Gemiddeld gooien wij als consument zeventig kilo per jaar aan eten weg. Een deel is botjes en schillen, maar bijna vijftig kilo is voedsel dat nog te eten was geweest. De verspilling neemt al jaren niet meer af en volgens de overheid is de houdbaarheidsdatum de grote boosdoener. Zo gooit zestien procent van de mensen een artikel meteen weg als het ‘over de datum’ is. En dat is echt zonde!
Waar ik vroeger als klein jochie thuis graag datumpolitie speelde, let ik nu nooit meer op houdbaarheidsdata. Ik vertrouw mijn ogen en neus meer dan een verplicht stempeltje op een verpakking. Als de rosbief grijs is geworden, gooi ik het weg. Maar een pak melk met de datum van eergisteren? Daar is echt niets mis mee. En data op macaroni, zout, azijn, suiker, wijn, koffie, thee, rijst, meel en water slaan al helemaal nergens op.
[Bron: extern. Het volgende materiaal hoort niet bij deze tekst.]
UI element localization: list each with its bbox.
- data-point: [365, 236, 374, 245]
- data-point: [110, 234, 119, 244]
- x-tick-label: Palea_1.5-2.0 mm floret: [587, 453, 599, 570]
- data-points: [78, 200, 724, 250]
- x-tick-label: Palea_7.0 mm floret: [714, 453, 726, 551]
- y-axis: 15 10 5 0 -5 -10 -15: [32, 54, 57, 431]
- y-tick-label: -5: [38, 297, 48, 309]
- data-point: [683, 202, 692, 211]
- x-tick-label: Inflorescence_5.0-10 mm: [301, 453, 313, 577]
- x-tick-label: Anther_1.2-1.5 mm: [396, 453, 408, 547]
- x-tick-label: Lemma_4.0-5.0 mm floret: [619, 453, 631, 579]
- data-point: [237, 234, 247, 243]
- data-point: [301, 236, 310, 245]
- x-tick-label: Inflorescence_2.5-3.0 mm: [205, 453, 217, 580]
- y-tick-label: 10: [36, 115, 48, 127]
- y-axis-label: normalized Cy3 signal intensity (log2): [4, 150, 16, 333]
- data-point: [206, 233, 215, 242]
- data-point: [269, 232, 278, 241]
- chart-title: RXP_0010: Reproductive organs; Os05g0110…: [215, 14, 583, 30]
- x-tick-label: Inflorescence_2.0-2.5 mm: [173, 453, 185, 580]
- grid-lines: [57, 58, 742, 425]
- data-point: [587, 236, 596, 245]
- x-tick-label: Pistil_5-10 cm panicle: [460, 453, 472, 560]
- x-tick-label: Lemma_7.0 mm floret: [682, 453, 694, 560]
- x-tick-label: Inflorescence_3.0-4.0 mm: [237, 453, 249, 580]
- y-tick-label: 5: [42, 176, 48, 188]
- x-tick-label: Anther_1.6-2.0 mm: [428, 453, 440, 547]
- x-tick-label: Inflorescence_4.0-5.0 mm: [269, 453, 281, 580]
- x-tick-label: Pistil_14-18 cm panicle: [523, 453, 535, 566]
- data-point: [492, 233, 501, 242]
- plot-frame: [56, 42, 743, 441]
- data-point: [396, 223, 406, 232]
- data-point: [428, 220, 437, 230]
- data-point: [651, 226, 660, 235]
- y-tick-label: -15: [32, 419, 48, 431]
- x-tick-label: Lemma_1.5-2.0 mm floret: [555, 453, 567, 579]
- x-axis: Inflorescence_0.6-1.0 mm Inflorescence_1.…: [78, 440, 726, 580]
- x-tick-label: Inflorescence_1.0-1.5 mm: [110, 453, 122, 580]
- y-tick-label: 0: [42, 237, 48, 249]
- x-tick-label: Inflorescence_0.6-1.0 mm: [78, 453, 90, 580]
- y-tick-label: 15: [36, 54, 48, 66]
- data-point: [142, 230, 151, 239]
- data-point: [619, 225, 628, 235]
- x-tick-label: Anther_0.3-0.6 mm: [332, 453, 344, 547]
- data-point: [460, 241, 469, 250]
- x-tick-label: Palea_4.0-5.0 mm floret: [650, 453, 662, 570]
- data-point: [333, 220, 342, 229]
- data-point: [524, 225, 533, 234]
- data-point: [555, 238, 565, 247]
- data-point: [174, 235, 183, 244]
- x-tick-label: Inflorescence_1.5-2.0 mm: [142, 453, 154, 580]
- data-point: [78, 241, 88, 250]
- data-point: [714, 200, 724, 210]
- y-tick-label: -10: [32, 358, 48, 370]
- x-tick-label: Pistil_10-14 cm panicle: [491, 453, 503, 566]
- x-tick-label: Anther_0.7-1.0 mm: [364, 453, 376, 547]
Als de overheid echt iets wil doen aan verspilling, kunnen ze zich beter richten op verpakkingen en hoeveelheden. Want als ik een paar ringetjes van een rode ui op mijn broodje hamburger wil, moet ik drie rode uien in een netje kopen. Rode uien die ik verder nergens voor gebruik en dus, om verspilling tegen te gaan, op de weggeefhoek moet zetten.
Wat er uiteindelijk met die producten is gebeurd die ik twintig jaar geleden bij mijn ouders op het aanrecht heb gezet, weet ik niet, maar ik hoop dat ze nog steeds in huis zijn, want het is nog prima te eten. Zullen we dit weekend komen eten mam? Misschien iets waar ook rode uien doorheen kunnen?